Three answers
And while I'm in the usual point-missing mood, here's another easily solved mystery.
Via MindMatters as usual, a puzzle about brain size. Why has the size of brains been gradually shrinking for 40k years while (supposedly) our intellect has been expanding?
Three plausible answers.
1. The broad logical answer is that brain size is an irrelevant variable, or nearly irrelevant. There are
some hard limits, which are easy to locate. Crows and elephants and whales are in the same range of intelligence despite hugely different brain sizes. But ants and wasps are NOT in the same range as crows, and bacteria are not in the same range as ants.
2. Engineering provides a more subtle answer for the more subtle question of a 10% shrinkage in one species. Microcomputers are faster than 1957 mainframes because the WIRES ARE SHORTER. The 1957 mainframe had the same calculating and decision power as a modern CPU. The modern version can handle more decisions per second because the electrons only have to travel a tiny fraction of an inch instead of several feet. In an analog system like the brain, shorter wires and smaller coils allow higher frequency resonances. Resonance is thought.

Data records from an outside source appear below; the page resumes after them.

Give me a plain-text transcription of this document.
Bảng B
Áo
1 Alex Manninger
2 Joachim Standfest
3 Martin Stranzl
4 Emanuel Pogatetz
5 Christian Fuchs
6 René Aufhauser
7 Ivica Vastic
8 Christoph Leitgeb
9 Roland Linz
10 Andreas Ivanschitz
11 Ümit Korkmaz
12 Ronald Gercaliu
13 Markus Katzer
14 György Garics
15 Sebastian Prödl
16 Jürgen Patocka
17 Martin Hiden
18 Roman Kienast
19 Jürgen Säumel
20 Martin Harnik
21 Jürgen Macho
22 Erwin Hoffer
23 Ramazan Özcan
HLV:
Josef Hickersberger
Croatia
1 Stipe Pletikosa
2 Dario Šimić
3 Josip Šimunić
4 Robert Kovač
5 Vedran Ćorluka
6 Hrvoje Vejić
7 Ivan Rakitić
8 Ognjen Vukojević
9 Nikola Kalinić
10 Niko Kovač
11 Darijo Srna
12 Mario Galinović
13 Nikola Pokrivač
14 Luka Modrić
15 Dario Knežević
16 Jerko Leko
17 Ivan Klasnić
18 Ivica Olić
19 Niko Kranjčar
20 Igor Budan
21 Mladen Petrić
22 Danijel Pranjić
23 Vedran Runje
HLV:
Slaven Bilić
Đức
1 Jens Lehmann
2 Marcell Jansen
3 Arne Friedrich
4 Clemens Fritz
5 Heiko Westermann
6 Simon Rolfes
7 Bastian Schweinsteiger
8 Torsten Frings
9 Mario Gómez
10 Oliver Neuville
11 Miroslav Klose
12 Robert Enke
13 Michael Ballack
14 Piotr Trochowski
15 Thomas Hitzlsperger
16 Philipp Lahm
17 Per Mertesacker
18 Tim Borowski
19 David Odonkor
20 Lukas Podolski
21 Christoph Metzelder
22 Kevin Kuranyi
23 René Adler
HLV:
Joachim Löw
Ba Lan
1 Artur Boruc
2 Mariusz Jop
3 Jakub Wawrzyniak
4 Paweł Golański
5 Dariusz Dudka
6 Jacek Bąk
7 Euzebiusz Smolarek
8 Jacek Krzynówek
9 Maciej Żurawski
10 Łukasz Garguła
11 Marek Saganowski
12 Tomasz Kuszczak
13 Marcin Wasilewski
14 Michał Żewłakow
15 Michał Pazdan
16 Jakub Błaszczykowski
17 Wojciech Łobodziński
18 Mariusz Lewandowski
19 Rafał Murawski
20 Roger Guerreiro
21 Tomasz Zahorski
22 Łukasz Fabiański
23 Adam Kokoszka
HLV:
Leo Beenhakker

When the associative fibers between cortex and brainstem are 10% shorter, the
RESONANT WAVES can be 10% higher in frequency, getting more processing done in each second.
Actually I prefer Door Number 3:
3. Nature starts with the most complex and then simplifies. Evolution is subtractive. We are dumber than Neanderthals. We've built up the materials and methods for superior technology over thousands of years, and as the technology takes over more of our brain function, we LOSE our brain function. Our brains are smaller because we've offshored and outsourced part of their skills.